# fluent-fsm
Fluent syntax is a natural way to describe finite state machines. Defacing code with a hundred macro decorations
and trait implementations is not.
These state machines are defined using a builder, built, then started when ready to use. You can create a full state
machine in one expression!
```rust
fn create_turnstile_fsm() -> PassiveStateMachine<States, Turnstile, Events> {
StateMachineBuilder::create(Locked, Turnstile::default())
.on_enter(|| println!("turnstile is locked"))
.on_mut(Coin, |model| {
model.coins += 1;
model.print_revenue()
})
.goto(Unlocked)
.on(Push, || {
println!("turnstile won't budge, maybe try inserting a coin")
})
.in_state(Unlocked)
.on_enter(|| println!("turnstile clicks"))
.on(Push, || println!("enjoy your ride!"))
.on_mut(Push, |model| {
model.riders += 1;
model.print_ridership();
})
.goto(Locked)
.on(Coin, || {
println!("you already paid! Try pushing on the turnstile.")
})
.build_passive()
}
```
After the machine is built, start it, and then begin firing events to make it do stuff.
```rust
fn main() {
let mut machine = create_turnstile_fsm();
machine.start();
loop {
let action = input!("add a coin with (c) and push with (p): ");
match action.trim().to_lowercase().parse() {
Ok('c') => {
machine.fire(Coin);
}
Ok('p') => {
machine.fire(Push);
}
_ => continue,
};
}
}
```
## Features
* Fluent syntax for machine description
* No traits to implement -- machine can be defined and built in one line of code
* Define any number of actions for entry, exit, and event for every state. Actions are executed in order of definition.
* Built-in model manipulation
* Passive (blocking) or active (non-blocking) state machine
* No dependencies
## Quickstart
These are general guidelines, but feel free to mix and match how you see fit.
### Passive machines
To see an example of a passive state machine, check out `examples/turnstile.rs`.
In general, passive machines rely on external events from `fire()` handled by `on()` and `on_mut()` followed by a `goto`
to define transitions.
The model is updated when events are fired, and transitions are based on fired events. This model is usually not shared
in other scopes; the user fires an event, then checks the model to see what changed.
### Active machines
To see an example of an active state machine, check out `examples/stoplight.rs`.
In general, active machines rely on the current state and the state of the model to define transitions, handled by the
function passed to `create_active()`. This model is usually shared between scopes; the model is updated externally, then
the state machine checks the model for what state to transition to next.
## Contributions & new features
Author: [Wes Kelly](https://github.com/Xerxes004)
If you want me to add a new feature, email me and we can work something out.

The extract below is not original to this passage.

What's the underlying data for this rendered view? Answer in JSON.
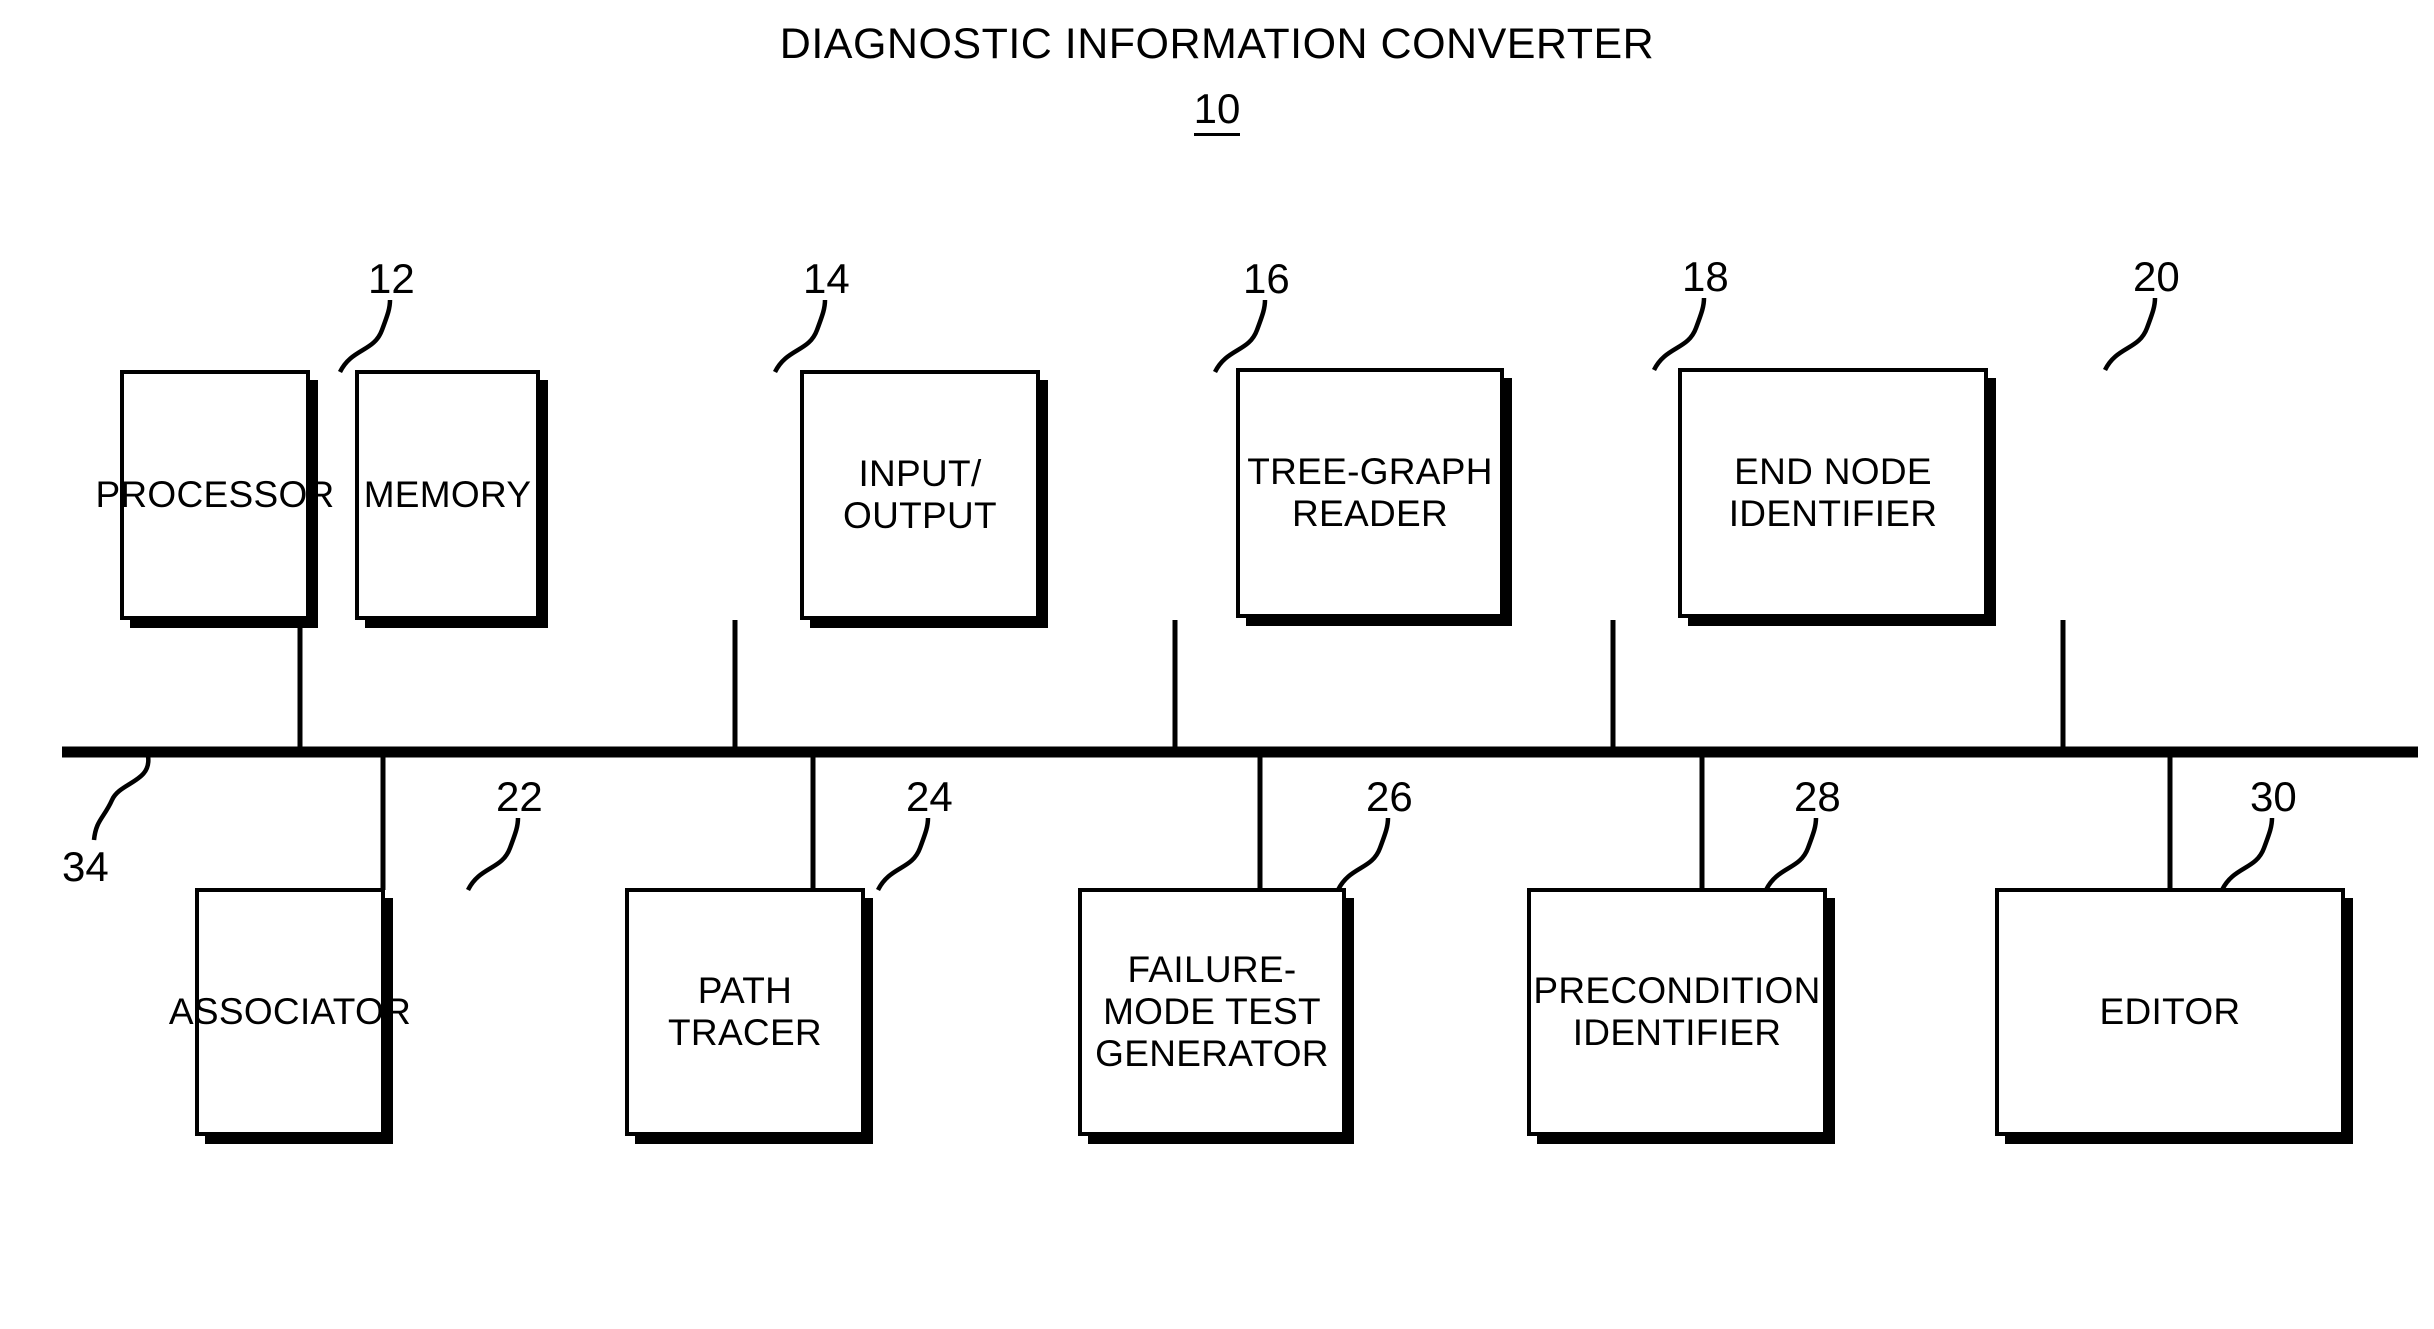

This crate was inspired by a C# library I use constantly called [Appccelerate State Machine](https://github.com/appccelerate/statemachine).
### Contributors
Contributions are welcome! Email me if you have any questions. Large features may
need some careful consideration, so ask me before you spend a lot of time on
them.
### Showcase
If you make something cool, please share it and I'll mention it here!
### Desired features
- Recursive events
- Error handling
- More state/event introspection to aid in logging and debugging
- Async interfaces
- FFI interface
- Better documentation
- Performance testing
## Versioning
Versions below 1.0.0 are considered to be fully experimental. Major things might change, including the license.
**Major releases** mean interface changes and functionality changes. Don't
switch between major versions unless you know why you want to.
**Minor releases** keep the existing interface the same, but may have additional
methods, traits, or features. The functionality may also be slightly different
behind the scenes, but should be non-intrusive.
**Patch releases** are for fixing bugs, and none of the interface will change.